In my mind the future of the Linux desktop is assured. It will become a widespread reality, with many of the factors contributing to success being financial. Other factors will include the introduction of high-quality applications that fit the needs of a large corps of PC users. For this to become a reality, a few critical events need to occur. More production-grade applications have to become available. These applications need to be able to be easily installed, as well as easy to use. This is no small feat given the need for supporting libraries, compilers, and the like to be universally available across Linux distributions. Additionally, these applications must reach a broad level of adoption where feedback and community support can ensure that they will be around for a considerable length of time. Many users, especially business users, will want to know that they will not be left in the cold before they make a commitment to Linux.

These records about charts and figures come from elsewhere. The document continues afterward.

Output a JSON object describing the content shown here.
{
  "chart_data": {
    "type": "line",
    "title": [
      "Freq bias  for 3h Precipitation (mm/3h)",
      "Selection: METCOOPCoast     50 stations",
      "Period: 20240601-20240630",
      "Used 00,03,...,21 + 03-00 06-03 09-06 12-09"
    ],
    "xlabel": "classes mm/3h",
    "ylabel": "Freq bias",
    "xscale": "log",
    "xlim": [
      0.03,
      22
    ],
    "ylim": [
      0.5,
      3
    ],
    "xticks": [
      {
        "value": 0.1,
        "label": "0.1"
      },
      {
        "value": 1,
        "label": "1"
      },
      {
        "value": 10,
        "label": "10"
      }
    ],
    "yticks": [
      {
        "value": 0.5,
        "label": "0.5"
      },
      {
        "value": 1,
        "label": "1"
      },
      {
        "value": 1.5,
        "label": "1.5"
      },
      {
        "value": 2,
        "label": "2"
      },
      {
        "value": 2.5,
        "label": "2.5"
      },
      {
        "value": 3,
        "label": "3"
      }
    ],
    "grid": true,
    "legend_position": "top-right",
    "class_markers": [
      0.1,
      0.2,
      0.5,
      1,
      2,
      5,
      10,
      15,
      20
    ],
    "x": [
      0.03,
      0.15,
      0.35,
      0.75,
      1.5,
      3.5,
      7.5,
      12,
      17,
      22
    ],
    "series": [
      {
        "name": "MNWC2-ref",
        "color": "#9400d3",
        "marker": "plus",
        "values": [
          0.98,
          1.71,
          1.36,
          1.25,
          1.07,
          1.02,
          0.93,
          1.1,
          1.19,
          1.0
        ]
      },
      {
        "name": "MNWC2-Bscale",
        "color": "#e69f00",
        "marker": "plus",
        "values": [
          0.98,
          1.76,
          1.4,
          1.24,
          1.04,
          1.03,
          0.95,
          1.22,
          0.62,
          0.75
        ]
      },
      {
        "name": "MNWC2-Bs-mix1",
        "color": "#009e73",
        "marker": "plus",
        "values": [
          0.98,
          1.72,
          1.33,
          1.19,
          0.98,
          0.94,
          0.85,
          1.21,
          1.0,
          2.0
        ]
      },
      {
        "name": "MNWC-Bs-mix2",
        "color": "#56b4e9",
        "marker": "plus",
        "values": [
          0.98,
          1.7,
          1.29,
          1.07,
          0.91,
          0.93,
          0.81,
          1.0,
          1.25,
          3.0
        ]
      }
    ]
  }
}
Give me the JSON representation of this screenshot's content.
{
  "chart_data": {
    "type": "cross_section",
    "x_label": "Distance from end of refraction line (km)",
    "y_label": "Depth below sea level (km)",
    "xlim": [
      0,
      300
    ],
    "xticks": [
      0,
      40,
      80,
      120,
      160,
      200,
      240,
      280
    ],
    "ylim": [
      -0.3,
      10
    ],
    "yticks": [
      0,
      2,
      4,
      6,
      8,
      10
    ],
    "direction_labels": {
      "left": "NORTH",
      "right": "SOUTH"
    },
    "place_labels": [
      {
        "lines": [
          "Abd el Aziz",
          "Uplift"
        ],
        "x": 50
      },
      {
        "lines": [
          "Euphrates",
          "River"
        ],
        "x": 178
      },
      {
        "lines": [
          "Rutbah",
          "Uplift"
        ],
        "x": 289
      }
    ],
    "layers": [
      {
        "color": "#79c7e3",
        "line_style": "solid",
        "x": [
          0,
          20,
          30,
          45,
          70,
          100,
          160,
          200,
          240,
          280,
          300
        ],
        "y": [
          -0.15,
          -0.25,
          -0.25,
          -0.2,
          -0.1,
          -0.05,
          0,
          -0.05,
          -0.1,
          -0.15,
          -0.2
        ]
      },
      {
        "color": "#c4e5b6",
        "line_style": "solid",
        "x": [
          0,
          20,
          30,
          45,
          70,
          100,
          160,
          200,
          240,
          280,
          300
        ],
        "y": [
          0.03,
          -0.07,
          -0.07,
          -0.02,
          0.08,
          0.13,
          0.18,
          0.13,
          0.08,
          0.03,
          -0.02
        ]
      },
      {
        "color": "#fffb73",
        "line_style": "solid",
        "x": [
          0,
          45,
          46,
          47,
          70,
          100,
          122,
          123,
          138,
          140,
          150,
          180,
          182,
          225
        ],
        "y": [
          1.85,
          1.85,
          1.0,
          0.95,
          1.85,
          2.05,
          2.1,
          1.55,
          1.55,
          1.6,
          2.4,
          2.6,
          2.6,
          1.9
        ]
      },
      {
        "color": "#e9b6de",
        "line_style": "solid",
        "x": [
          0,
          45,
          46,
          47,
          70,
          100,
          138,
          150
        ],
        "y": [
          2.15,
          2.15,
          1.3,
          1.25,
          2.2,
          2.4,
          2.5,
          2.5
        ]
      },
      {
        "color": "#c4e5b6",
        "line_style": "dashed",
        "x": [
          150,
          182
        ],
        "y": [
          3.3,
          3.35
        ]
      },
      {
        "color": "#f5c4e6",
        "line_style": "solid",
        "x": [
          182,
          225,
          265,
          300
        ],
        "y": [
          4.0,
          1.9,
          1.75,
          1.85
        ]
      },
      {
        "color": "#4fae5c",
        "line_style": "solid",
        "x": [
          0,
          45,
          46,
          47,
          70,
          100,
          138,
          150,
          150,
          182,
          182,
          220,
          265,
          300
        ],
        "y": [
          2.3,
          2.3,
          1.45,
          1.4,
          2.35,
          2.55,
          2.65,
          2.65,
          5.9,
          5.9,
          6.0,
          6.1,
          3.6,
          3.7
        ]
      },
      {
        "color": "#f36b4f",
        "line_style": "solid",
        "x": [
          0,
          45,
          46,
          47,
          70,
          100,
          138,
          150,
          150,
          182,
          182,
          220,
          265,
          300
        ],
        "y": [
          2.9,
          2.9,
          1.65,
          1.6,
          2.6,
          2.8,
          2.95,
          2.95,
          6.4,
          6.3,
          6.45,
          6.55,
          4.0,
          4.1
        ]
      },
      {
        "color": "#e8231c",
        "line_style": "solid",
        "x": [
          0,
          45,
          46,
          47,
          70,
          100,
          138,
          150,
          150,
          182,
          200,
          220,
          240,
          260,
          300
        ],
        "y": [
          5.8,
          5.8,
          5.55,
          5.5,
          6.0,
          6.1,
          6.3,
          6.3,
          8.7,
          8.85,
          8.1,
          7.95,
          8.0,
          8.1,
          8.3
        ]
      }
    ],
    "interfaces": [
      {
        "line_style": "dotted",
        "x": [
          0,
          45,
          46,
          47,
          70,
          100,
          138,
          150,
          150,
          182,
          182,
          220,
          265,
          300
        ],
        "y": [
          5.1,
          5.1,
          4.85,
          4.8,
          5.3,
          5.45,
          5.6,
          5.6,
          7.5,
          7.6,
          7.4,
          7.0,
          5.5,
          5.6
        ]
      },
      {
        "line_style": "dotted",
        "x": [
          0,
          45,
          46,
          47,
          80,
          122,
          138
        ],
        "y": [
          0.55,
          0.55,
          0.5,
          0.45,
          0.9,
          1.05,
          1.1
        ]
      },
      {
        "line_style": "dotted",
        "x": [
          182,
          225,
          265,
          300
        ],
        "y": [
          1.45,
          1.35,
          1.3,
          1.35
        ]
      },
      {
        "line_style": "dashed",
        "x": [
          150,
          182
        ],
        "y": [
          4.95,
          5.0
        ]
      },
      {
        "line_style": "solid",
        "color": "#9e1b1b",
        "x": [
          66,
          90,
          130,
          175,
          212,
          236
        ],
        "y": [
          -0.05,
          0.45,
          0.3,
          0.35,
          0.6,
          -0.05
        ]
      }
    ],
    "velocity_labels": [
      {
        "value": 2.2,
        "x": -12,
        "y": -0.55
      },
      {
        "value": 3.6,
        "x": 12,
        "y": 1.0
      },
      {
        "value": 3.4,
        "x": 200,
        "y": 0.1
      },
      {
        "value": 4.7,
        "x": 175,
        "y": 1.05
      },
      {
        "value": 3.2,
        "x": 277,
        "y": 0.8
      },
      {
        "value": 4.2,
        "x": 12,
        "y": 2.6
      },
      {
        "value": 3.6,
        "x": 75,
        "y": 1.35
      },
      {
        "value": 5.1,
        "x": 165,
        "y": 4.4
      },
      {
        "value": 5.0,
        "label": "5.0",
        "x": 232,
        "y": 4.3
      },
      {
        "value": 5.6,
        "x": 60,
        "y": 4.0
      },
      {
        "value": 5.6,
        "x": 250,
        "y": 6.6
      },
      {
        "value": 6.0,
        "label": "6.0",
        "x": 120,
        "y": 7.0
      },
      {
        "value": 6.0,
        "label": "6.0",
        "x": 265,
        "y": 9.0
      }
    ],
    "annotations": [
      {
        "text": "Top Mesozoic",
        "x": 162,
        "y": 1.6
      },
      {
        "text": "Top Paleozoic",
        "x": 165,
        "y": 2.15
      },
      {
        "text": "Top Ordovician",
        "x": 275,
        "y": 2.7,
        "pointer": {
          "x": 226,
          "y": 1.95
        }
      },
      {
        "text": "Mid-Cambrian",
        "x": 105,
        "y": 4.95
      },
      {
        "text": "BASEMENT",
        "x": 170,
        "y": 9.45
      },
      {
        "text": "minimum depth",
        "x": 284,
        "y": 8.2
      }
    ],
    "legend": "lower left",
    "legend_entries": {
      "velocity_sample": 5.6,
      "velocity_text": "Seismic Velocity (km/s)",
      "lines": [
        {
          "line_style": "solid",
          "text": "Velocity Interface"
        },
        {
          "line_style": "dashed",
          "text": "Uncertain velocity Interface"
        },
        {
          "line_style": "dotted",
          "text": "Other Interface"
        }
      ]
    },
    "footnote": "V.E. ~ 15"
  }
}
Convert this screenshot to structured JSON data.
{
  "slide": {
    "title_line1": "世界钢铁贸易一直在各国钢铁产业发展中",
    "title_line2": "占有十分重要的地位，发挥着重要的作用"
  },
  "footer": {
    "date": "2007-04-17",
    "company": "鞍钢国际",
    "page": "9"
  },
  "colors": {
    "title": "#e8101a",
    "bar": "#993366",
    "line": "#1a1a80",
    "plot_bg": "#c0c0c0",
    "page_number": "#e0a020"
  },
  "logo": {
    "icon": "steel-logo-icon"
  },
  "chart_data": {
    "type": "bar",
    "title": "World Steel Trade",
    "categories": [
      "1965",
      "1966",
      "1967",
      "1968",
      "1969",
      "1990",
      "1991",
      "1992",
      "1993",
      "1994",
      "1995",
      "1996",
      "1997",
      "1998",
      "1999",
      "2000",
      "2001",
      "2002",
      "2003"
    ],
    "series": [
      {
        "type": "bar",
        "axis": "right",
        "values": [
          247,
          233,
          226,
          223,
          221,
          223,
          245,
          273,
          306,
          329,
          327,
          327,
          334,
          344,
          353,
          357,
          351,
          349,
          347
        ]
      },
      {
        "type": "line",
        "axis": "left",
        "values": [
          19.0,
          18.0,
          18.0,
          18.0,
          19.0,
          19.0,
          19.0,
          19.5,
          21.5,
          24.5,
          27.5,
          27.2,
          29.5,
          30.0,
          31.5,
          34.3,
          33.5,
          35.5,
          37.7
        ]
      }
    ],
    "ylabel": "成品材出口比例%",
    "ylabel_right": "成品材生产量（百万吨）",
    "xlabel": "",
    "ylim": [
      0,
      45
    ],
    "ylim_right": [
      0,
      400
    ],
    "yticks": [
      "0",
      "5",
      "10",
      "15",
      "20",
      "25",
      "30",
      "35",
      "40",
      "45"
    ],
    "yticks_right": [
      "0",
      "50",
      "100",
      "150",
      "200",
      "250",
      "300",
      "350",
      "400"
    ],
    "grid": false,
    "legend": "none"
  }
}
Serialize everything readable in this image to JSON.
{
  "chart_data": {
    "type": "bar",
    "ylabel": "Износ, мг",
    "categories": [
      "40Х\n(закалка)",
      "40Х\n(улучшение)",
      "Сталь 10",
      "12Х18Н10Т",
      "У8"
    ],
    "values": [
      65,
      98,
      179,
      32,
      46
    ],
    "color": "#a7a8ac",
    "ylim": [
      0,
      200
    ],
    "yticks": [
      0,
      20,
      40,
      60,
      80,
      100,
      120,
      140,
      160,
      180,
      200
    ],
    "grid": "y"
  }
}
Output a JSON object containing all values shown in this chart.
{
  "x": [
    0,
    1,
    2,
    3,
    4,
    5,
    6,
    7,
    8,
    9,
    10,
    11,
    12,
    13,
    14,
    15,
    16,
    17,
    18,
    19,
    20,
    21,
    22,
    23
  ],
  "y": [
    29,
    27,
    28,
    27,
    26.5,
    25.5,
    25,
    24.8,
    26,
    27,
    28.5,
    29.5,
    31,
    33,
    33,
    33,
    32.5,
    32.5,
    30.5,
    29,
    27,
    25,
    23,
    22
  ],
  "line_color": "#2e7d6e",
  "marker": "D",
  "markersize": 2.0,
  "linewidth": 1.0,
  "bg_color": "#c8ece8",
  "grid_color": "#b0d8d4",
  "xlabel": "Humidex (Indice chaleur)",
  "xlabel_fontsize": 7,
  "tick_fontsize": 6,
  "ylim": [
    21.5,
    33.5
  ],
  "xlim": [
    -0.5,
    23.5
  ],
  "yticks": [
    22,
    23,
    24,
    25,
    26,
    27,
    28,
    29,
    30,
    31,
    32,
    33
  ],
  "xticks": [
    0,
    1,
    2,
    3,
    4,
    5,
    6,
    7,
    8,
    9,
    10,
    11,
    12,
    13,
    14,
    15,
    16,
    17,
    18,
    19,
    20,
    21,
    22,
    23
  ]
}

I like to think of this column as a look into the future rather than a call to action, as I think the call is being heeded. I would love to reflect back on these thoughts in the not-too-distant future and be able to say this was a foreshadowing of things to come.
|Chris Hubbell 02/24/04 02:06:36 PM EST|
The other issue that will trip you on converting your friends who aren't clearly set on Windows is all of the web sites out there which expect Internet Explorer, and the sites which stream video (Quicktime, RealPlayer, etc.).
Yes, you can have your browser fake its OS in some cases if you are an advanced user. Yes, you can get beta-grade video plugins for the web (which thus far crash Mozilla almost as often as they work).
In the end you need to be careful about who you convert. A non-savvy user may attribute these faults to Linux inadequacies (it's a matter of perspective).
I think we still have many bridges to cross before desktop Linux is a real threat to Windows for the average user, but I look forward to that day with unchecked anticipation.